The function returns a list (class "segments") comprising of the main result (list item "segments"), and "warnings" from the dynamic programming and backtracing phases, the used similarity matrix csim, extended by the nuisance cluster; and optionally (see option save.matrix) the scoring vectors S1(i,c), the total score matrix S(i,c) and the backtracing matrix K(i,c) for analysis of algorithm performance for novel data sets. Additional convenience data is reported, such as cluster colors and sortings if argument seq was of class 'clustering'. These allow for convenient inspection of all data processing steps with the plot methods. A plot method exists that allows to plot segments aligned to "timeseries" and "clustering" plots.

Value

Returns a list (class "segments") containing the main result (list item "segments"), and additional information (see ‘Details’). A plot method exists that allows to plot clusters aligned to time-series and segmentation plots.

References

Machne, Murray & Stadler (2017) <doi:10.1038/s41598-017-12401-8>

Examples

# load example data, an RNA-seq time-series data from a short genomic region
# of budding yeast
data(primseg436)

# 1) Fourier-transform time series:
## NOTE: reducing official example data set to stay within 
## CRAN example timing restrictions with segmentation below
tset <- processTimeseries(ts=tsd[2500:6500,], na2zero=TRUE, use.fft=TRUE,
                          dft.range=1:7, dc.trafo="ash", use.snr=TRUE)

# 2) cluster time-series into K=12 clusters:
cset <- clusterTimeseries(tset, K=12)

# 3) ... segment it; this takes a few seconds:
segments <- segmentClusters(seq=cset, M=100, E=2, nui=3, S="icor")

# 4) inspect results:
print(segments)
plotSegmentation(tset, cset, segments, cex=.5, lwd=3)

# 5) and get segment border table for further processing:
sgtable <- segments$segments

Parameters for segmentCluster.batch.

Description

Generates the parameter list (varySettings) for segmentCluster.batch, using defaults for all parameters not passed.

Usage

setVarySettings(E = c(1, 3), S = "ccor", M = 100, Mn = 100,
  a = -2, nui = c(1, 3), nextmax = TRUE, multi = "max",
  multib = "max")

Arguments

Value

Returns a parameter settings structure that can be used in the batch function segmentCluster.batch.

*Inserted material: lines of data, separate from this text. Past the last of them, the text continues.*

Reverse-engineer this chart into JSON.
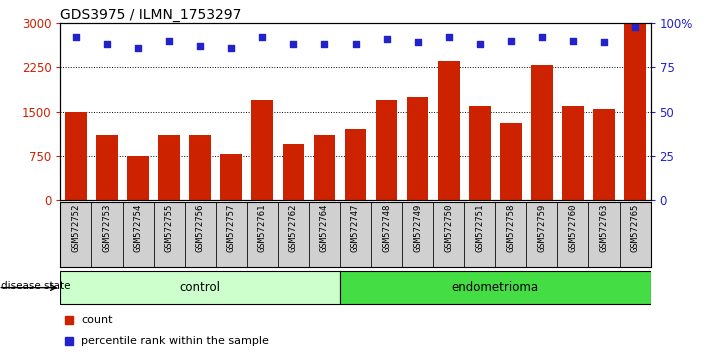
{
  "title": "GDS3975 / ILMN_1753297",
  "samples": [
    "GSM572752",
    "GSM572753",
    "GSM572754",
    "GSM572755",
    "GSM572756",
    "GSM572757",
    "GSM572761",
    "GSM572762",
    "GSM572764",
    "GSM572747",
    "GSM572748",
    "GSM572749",
    "GSM572750",
    "GSM572751",
    "GSM572758",
    "GSM572759",
    "GSM572760",
    "GSM572763",
    "GSM572765"
  ],
  "counts": [
    1500,
    1100,
    750,
    1100,
    1100,
    780,
    1700,
    950,
    1100,
    1200,
    1700,
    1750,
    2350,
    1600,
    1300,
    2280,
    1600,
    1550,
    3000
  ],
  "percentiles": [
    92,
    88,
    86,
    90,
    87,
    86,
    92,
    88,
    88,
    88,
    91,
    89,
    92,
    88,
    90,
    92,
    90,
    89,
    98
  ],
  "bar_color": "#cc2200",
  "dot_color": "#2222cc",
  "ylim_left": [
    0,
    3000
  ],
  "ylim_right": [
    0,
    100
  ],
  "yticks_left": [
    0,
    750,
    1500,
    2250,
    3000
  ],
  "ytick_labels_left": [
    "0",
    "750",
    "1500",
    "2250",
    "3000"
  ],
  "yticks_right": [
    0,
    25,
    50,
    75,
    100
  ],
  "ytick_labels_right": [
    "0",
    "25",
    "50",
    "75",
    "100%"
  ],
  "n_control": 9,
  "n_endo": 10,
  "control_color": "#ccffcc",
  "endometrioma_color": "#44dd44",
  "disease_label": "disease state",
  "control_label": "control",
  "endometrioma_label": "endometrioma",
  "legend_count_label": "count",
  "legend_pct_label": "percentile rank within the sample",
  "xtick_bg_color": "#d0d0d0",
  "plot_bg": "#ffffff"
}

Sort clusters by similarity.

Description

Takes a "clustering" object as returned by clusterTimeseries and uses the cluster-cluster similarity matrix, item Ccc, to sort clusters by their similarity, starting with the cluster labeled ‘1’; the next cluster is the first cluster (lowest cluster label) with the highest similarity to cluster ‘1’, and proceeding from there. The final sorting is added as item "sorting" to the cset object and returned. This sorting is subsequently used to select cluster colors and in the plot method. This simply allows for more informative plots of the clustering underlying a segmentation but has no consequence on segmentation itself.

Usage

sortClusters(cset, sort = TRUE, verb = 0)

Arguments

Value

Returns the input "clustering" object with a list of vectors (named "sorting"), each providing a similarity-based sorting of cluster labels.

Transcriptome time-series from budding yeast.

Description

Transcriptome time-series data from a region encompassing four genes and a regulatory upstream non-coding RNA in budding yeast. The data set is described in more detail in the publication Machne, Murray & Stadler (2017) <doi:10.1038/s41598-017-12401-8>.